A funny, loving, uneven fantasy. It's true camp because despite all the glitter it's fundamentally serious. The novel playfully suggests the completeness, the absolute value of the esthetic vision. McCourt acknowledges storm troopers, breadlines, the Cold War. But he knows, with Yeats, that "poets … are always gay," that Ophelia and Cordelia "do not break up their lines to weep." When MC jumps her cue and sings the Liebestod in Erse, she does so gloriously, but it is a shocking intrusion of life, MC's life, into art, the interrupted performance a symbol of universal chaos. Civilization's great task is to bring MC back, in the words of her therapist, to "her libidinal life's task," "performative utterance." In celebrating the supreme importance of performance, with its divinities, its bloody Olympian battles, its fiendishly demanding but adoring believers, McCourt says some weighty truths—indirectly, comically—about civilized life and the heroic worth of these shining secular rites.

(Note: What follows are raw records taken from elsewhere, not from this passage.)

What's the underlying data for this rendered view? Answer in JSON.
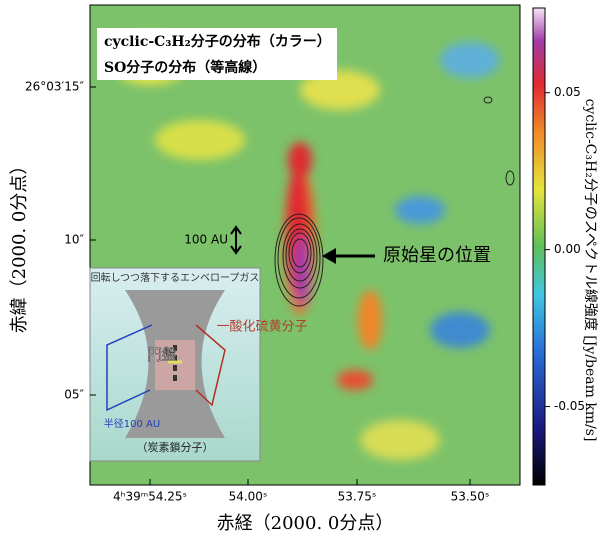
{
  "legend_box": [
    "cyclic-C₃H₂分子の分布（カラー）",
    "SO分子の分布（等高線）"
  ],
  "x_axis": {
    "label": "赤経（2000. 0分点）",
    "ticks": [
      "4ʰ39ᵐ54.25ˢ",
      "54.00ˢ",
      "53.75ˢ",
      "53.50ˢ"
    ]
  },
  "y_axis": {
    "label": "赤緯（2000. 0分点）",
    "ticks": [
      "26°03′15″",
      "10″",
      "05″"
    ]
  },
  "colorbar": {
    "label": "cyclic-C₃H₂分子のスペクトル線強度 [Jy/beam km/s]",
    "lim": [
      -0.075,
      0.077
    ],
    "ticks": [
      0.05,
      {
        "value": 0,
        "label": "0.00"
      },
      -0.05
    ]
  },
  "annotations": {
    "scale": "100 AU",
    "protostar": "原始星の位置"
  },
  "inset": {
    "envelope": "回転しつつ落下するエンベロープガス",
    "disk": "円盤",
    "so": "一酸化硫黄分子",
    "radius": "半径100 AU",
    "carbon": "（炭素鎖分子）"
  }
}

And he says them, much of the time, with great verve and inventiveness. The accounts of MC's appearances—in opera, in concert, at parties by the baby grand—are an undiluted joy, and at the same time a knowing send-up of the language of music criticism, hilarious and thoroughly convincing. I have to admit the book is less winning in carrying out some of its more workaday novelistic tasks. McCourt has taken Firbank as his mentor, I think, and while the names of the characters would not shame the creator of Miss Miami Mouth—Halcyon Paranoy, the Countess Madge O'Meaghre Gautier, Achille Plonque—the characters themselves often turn out to be a lot less interesting than they sound. The prose is mannered to a fare-thee-well, yet it doesn't often have the Master's other-worldly wit or his lunatic genius for skewered syntax. And, sad to say, there's something warmed-over about the ecclesiastical and witchcraft foolery. But Mawrdew Czgowchwz is all style and assurance when it cleaves to its subject. It's also nice to see someone paying such tender homage to Gotham, the City, without which there would be no temple and no rites, no gods, no worshippers. The poor old girl hasn't had a song like this sung about her for a long time. (pp. 26-8)
James Boatwright, in The New Republic (reprinted by permission of The New Republic; © 1975 by The New Republic, Inc.), February 8, 1975.